I felt Krakenskull's presence beside me, solid and patient as bedrock.
The Overlord stepped closer, darkness dragging across the ground like spilled ink.
"Speak," he said. "Before I decide you are unnecessary."
Garg did not rush.
"They have been watching," he said. "The battle. The First Spinjitzu Master. His weaknesses. His fate."
The Overlord's attention sharpened—just a fraction, but enough.
"My master offers assistance," Garg continued. "An army that does not tire. Magic forbidden even to this world. Strategic restraint, not reckless worship."
That earned something like interest.
"They believe," Garg said carefully, "that with cooperation, you can defeat the First Spinjitzu Master more efficiently… and with fewer sacrifices on your side."
The Overlord circled Garg slowly, inspecting him like a tool he was deciding whether to break or use.
"And what does your master demand in return?" the Overlord asked.
Garg answered without hesitation.
"Nothing immediately," he said. "Only recognition. Dialogue. And the understanding that power shared strategically lasts longer than power seized alone."
The Overlord stopped moving.
For a long moment, he said nothing.
Then—
"You speak boldly for something so fragile," he said.
Garg bowed his head again. "I was chosen because my destruction would cost my master little."
That made the Overlord laugh.
Not loudly.
But dangerously.
"You are honest," the Overlord said. "I appreciate honesty."
His gaze lifted—sweeping the battlefield, the sky, the unseen.
I felt it then.
A probing pressure.
Not at me.
At the idea of me.
I tightened the scrying spell reflexively, reinforcing the concealment layers.

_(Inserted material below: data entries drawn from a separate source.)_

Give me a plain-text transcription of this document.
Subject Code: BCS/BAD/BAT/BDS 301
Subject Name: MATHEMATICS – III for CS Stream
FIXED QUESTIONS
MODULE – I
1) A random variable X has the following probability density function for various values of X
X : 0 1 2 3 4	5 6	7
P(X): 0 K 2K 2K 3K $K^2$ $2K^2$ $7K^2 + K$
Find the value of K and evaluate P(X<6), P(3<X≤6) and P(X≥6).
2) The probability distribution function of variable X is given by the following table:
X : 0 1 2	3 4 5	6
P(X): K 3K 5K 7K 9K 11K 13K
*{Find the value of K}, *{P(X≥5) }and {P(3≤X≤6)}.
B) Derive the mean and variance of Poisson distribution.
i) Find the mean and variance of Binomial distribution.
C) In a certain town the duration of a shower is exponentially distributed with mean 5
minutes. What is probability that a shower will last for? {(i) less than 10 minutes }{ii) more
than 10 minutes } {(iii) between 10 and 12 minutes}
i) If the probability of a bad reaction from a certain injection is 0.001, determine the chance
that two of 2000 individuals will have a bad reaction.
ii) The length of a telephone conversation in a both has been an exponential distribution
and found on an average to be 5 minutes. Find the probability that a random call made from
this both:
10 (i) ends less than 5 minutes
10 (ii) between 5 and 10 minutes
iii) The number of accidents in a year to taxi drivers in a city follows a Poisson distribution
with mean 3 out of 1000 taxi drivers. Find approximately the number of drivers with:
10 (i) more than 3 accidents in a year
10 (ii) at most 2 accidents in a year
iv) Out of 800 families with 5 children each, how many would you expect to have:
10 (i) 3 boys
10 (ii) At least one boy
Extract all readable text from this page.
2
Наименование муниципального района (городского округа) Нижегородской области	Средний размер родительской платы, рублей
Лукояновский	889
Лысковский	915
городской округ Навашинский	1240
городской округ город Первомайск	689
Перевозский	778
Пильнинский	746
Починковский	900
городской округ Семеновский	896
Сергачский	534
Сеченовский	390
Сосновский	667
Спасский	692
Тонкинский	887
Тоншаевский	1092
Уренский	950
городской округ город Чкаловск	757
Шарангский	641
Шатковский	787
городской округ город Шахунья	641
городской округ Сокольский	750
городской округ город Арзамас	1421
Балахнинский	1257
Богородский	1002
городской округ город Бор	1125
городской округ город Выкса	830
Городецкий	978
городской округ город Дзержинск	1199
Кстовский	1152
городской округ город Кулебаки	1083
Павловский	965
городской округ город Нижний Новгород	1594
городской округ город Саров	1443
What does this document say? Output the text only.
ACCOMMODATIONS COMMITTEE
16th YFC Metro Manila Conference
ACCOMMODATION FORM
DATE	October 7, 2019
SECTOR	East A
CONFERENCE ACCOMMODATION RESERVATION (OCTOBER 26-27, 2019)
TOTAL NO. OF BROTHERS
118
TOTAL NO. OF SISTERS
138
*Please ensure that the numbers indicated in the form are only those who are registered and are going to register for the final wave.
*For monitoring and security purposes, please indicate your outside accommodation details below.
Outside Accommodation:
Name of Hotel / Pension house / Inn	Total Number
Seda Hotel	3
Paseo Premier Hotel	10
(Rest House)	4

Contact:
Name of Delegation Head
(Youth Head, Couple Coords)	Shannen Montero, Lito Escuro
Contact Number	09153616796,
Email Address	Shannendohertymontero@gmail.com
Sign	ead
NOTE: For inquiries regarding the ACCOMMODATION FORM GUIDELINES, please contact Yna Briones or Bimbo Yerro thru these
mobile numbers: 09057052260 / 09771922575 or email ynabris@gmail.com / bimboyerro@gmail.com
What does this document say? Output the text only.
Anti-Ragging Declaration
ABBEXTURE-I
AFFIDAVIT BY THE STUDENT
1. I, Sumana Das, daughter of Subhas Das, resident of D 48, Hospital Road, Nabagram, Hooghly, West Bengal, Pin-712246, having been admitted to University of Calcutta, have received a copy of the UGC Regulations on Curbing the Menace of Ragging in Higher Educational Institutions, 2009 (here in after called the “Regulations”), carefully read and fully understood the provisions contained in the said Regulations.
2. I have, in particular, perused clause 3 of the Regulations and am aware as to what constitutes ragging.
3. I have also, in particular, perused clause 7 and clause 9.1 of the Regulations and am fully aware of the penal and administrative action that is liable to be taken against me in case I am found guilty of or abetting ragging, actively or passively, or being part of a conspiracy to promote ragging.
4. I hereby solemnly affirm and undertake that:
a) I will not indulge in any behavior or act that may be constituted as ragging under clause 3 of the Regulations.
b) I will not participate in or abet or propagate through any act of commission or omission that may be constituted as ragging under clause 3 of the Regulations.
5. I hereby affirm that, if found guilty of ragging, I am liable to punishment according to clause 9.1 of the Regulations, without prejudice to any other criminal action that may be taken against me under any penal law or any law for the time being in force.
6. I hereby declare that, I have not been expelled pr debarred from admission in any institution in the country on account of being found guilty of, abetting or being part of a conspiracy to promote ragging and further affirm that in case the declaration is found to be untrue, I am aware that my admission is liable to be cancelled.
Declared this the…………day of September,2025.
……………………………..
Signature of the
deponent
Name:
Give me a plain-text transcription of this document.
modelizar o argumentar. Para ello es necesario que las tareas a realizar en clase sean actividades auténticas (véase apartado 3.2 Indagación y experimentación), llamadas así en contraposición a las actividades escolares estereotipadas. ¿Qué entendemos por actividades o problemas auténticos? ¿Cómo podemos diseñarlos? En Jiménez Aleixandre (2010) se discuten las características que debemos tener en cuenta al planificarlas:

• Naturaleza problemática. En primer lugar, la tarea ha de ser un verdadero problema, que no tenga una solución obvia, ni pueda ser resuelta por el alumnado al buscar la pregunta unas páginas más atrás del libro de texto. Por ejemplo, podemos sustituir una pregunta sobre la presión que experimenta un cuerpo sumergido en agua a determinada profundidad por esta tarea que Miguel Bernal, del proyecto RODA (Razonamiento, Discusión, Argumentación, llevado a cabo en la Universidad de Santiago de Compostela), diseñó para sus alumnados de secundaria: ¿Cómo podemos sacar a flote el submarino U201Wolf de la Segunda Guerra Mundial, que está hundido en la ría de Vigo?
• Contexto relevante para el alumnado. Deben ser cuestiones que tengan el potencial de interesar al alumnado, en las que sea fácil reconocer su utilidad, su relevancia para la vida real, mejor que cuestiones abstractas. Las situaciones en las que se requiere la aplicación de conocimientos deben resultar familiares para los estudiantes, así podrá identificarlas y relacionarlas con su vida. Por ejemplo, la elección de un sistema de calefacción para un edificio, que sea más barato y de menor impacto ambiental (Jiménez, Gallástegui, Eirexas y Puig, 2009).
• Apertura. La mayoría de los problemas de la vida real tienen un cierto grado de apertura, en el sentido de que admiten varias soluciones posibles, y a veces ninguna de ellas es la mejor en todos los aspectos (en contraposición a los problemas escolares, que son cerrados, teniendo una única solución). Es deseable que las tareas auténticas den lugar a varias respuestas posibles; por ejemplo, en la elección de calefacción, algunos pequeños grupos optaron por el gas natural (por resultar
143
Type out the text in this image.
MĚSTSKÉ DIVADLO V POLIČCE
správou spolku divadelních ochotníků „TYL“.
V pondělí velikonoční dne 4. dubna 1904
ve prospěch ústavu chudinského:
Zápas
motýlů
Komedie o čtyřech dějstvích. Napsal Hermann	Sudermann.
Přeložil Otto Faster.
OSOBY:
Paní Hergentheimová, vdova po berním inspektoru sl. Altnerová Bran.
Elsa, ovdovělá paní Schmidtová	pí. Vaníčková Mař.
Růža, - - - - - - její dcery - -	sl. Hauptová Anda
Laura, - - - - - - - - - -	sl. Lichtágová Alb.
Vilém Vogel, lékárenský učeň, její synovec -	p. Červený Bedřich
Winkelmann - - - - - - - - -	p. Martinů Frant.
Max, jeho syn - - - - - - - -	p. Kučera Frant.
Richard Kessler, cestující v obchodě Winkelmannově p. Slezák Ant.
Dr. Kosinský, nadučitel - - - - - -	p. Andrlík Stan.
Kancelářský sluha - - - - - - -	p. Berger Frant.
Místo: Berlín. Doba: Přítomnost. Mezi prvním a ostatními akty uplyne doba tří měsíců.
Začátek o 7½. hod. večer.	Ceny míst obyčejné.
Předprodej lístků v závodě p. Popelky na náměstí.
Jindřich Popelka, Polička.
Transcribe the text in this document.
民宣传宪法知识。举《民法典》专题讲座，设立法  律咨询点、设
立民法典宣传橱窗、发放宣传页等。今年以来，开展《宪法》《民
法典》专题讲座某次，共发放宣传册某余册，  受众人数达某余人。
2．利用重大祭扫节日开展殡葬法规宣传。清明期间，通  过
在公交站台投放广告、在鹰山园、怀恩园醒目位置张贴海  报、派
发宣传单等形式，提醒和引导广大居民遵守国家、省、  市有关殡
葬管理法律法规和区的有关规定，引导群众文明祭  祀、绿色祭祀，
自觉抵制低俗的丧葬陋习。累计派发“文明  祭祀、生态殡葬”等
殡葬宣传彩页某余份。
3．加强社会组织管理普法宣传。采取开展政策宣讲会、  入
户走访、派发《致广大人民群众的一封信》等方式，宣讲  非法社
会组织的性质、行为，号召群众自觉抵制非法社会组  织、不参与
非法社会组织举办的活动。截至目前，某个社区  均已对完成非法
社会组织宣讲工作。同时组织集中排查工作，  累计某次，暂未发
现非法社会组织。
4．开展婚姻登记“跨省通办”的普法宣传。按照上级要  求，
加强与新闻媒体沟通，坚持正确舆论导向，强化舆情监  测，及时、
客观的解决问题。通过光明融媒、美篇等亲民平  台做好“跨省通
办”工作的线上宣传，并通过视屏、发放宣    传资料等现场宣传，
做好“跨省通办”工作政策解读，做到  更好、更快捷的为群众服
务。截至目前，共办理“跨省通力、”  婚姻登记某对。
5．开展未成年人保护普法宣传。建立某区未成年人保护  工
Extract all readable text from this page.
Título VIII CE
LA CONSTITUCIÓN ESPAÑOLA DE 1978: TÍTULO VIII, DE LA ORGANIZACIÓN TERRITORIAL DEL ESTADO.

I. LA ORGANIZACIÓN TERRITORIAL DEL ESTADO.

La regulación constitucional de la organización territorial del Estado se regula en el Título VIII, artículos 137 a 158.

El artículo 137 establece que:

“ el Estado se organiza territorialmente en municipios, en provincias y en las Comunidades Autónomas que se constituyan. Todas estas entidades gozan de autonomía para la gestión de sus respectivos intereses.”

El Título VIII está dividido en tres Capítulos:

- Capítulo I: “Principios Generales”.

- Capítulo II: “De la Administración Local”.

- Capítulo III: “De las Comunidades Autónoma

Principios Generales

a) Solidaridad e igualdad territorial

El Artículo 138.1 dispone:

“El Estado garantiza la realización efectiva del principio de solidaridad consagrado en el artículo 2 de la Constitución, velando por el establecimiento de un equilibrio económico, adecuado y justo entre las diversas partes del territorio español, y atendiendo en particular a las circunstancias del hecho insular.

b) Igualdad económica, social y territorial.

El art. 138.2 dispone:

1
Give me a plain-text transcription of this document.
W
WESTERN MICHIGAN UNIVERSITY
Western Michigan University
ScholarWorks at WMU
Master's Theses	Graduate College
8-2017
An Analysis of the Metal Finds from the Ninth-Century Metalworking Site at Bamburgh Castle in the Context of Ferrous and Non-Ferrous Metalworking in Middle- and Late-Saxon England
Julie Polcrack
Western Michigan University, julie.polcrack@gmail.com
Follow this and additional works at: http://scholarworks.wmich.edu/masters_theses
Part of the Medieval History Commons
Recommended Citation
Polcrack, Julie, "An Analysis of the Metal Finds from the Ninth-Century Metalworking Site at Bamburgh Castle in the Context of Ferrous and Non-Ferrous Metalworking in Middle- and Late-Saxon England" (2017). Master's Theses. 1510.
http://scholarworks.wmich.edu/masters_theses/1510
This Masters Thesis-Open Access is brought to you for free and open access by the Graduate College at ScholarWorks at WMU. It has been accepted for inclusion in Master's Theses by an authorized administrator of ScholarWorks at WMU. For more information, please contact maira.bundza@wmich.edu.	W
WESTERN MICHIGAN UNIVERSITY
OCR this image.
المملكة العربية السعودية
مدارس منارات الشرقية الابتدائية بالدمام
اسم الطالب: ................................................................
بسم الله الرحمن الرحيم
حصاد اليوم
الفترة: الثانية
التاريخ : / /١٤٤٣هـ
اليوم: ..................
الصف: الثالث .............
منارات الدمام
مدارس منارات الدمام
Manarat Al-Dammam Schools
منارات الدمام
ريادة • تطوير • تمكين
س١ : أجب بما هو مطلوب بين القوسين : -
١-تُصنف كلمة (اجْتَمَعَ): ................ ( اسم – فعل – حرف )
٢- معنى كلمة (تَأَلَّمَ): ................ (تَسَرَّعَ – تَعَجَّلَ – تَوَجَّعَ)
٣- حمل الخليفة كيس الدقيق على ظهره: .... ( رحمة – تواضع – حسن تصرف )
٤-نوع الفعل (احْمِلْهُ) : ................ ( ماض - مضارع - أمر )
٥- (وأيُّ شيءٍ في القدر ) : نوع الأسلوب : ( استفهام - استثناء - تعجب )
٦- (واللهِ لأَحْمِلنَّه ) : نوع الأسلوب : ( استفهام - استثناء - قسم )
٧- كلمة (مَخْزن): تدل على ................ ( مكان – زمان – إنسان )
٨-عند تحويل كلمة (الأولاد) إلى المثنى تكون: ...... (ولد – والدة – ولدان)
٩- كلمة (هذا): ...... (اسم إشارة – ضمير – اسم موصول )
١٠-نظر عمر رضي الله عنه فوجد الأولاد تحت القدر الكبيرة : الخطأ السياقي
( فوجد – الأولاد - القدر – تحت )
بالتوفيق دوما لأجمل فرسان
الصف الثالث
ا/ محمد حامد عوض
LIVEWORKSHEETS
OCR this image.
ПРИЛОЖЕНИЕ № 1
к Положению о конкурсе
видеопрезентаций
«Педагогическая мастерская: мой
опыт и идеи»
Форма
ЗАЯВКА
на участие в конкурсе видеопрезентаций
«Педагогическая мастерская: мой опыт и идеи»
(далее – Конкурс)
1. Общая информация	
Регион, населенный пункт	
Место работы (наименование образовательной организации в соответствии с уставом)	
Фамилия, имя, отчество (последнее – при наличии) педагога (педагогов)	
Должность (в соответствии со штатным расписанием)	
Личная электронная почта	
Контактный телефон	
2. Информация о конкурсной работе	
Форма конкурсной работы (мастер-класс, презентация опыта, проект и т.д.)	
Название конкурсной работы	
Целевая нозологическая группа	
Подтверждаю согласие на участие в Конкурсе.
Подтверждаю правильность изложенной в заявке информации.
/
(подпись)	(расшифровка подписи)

Krakenskull did the same, anchoring the spell with abyssal warding.
The pressure passed.
The Overlord looked back down at Garg.
"Tell your master this," he said slowly. "I am… intrigued."
Garg's shoulders relaxed—barely.
"But understand," the Overlord continued, "that all alliances with me end the same way."
"Then my master will plan accordingly," Garg replied.
The Overlord smiled.
"Good."
With a wave of darkness, Garg was dismissed—cast back through shadow, alive.
The vision dissolved.
The scrying smoke retracted, leaving Krakenskull and me alone once more.
The Overlord had not noticed us.
But he had noticed the possibility.
I rested both hands on my staff, eyes narrowing.
"He's interested," I said quietly.
Krakenskull rumbled approval.
"Interest is the first crack."
"Yes," I replied. "And cracks are where empires break."